A Suprema Corte da Rússia classificou o grupo de direitos humanos Memorial, laureado com o Prêmio Nobel da Paz, como um movimento "extremista". A decisão, tomada em uma audiência a portas fechadas, proíbe as atividades da ONG em território russo e fornece um mecanismo legal para processar indivíduos que contribuam para a organização ou compartilhem seu material, intensificando a repressão à liberdade de expressão no país. Fundada para documentar a repressão política na União Soviética, a Memorial considera a medida uma tentativa de intimidar a dissidência e silenciar a sociedade civil.

Em 2021, duas das principais organizações da Memorial já haviam sido banidas sob acusações de "justificar o terrorismo e o extremismo", consideradas absurdas pelo grupo.
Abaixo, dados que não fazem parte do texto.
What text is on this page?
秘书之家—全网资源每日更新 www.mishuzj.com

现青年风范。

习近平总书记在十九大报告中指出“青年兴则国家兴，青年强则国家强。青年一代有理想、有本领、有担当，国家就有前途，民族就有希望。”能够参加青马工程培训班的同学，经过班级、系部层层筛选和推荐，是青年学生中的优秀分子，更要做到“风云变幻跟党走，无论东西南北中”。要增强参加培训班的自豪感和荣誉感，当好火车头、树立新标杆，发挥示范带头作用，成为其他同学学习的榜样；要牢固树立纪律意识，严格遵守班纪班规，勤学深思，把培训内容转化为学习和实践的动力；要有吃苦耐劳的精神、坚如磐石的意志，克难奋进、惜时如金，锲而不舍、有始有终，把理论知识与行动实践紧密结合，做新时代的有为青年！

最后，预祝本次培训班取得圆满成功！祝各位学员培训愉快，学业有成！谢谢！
Apesar das proibições, a Memorial continuou a operar, principalmente de fora da Rússia, apoiando mais de 1.500 prisioneiros políticos. A organização dividiu o Prêmio Nobel da Paz de 2022, em um reconhecimento amplamente visto como uma condenação da invasão da Ucrânia pela Rússia. Oleg Orlov, líder da Memorial, foi condenado à prisão em 2024 por "desacreditar as Forças Armadas" e posteriormente libertado em uma troca de prisioneiros.